The Committee on Small Business held a hearing this week in the Agriculture, Energy and Trade Subcommittee on “Regulatory Injury: How USDA’s Proposed GIPSA Rule Hurts America’s Small Business.” The hearing examined how USDA’s proposed Grain Inspection, Packers and Stockyards Administration (GIPSA) rule could potentially hurt thousands of small businesses in the poultry, beef, and pork industries.

The hearing had two panels.  The first panel had Edward Avalos, under secretary, marketing and regulatory programs at USDA and Alan Christian, deputy administrator, GIPSA.  The second panel was made up of livestock and poultry producers.

In June, Subcommittee Chairman Scott Tipton (R-CO) and Small Business Committee Chairman Sam Graves (R-MO) sent a letter to USDA Secretary Tom Vilsack calling on the agency to fully comply with the Regulatory Flexibility Act (RFA) and ensure that USDA understands the private sector costs of the regulations it is imposing on all sectors within the poultry and livestock industries.  “More troubling are the inadequacies in USDA’s Initial RFA and their failure to take into account the economic impact on small business,” said Chairman Tipton, especially when  USDA acknowledges that a majority of people involved in the livestock industry are small businesses, he said.
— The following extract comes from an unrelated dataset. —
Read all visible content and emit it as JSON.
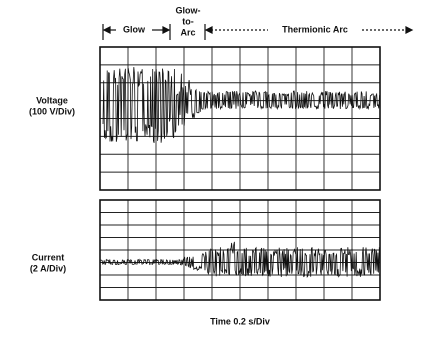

Tipton remarked that he was pleased to hear from Avalos that USDA is “fairly close” to completing the final economic analysis of the GIPSA rule. “This is the most information we have received from USDA since the analysis begin. Nevertheless, I find it troubling that they are fairly close to completing the economic analysis, yet dodged questions in the hearing and claimed that it’s too early in the process to answer specific questions on the impact it will have on our job creators, ” Tipton commented after the hearing.

The four witnesses on the producer panel were Robbie LeValley, LeValley Ranch, Hotchkiss, Colorado; Gary Malenke, Sioux-Preme Pork Products, Sioux City, Iowa; Joel Brandenberger,  National Turkey Federation, Washington, DC; and Bob Junk, Fay-Penn Economic Development Council, Uniontown, Pennsylvania.  With the exception of Bob Junk, who represented the National Farmer’s Union, all witnesses reinforced the idea that the proposed GIPSA rule will ruin healthy industries and harm rural development.  “The proposed GIPSA rule will destroy our small business model, force us to lay off our employees, cripple our ability to market our cattle in a way we want to, and limit consumer choice, ” Robbie LeValley said.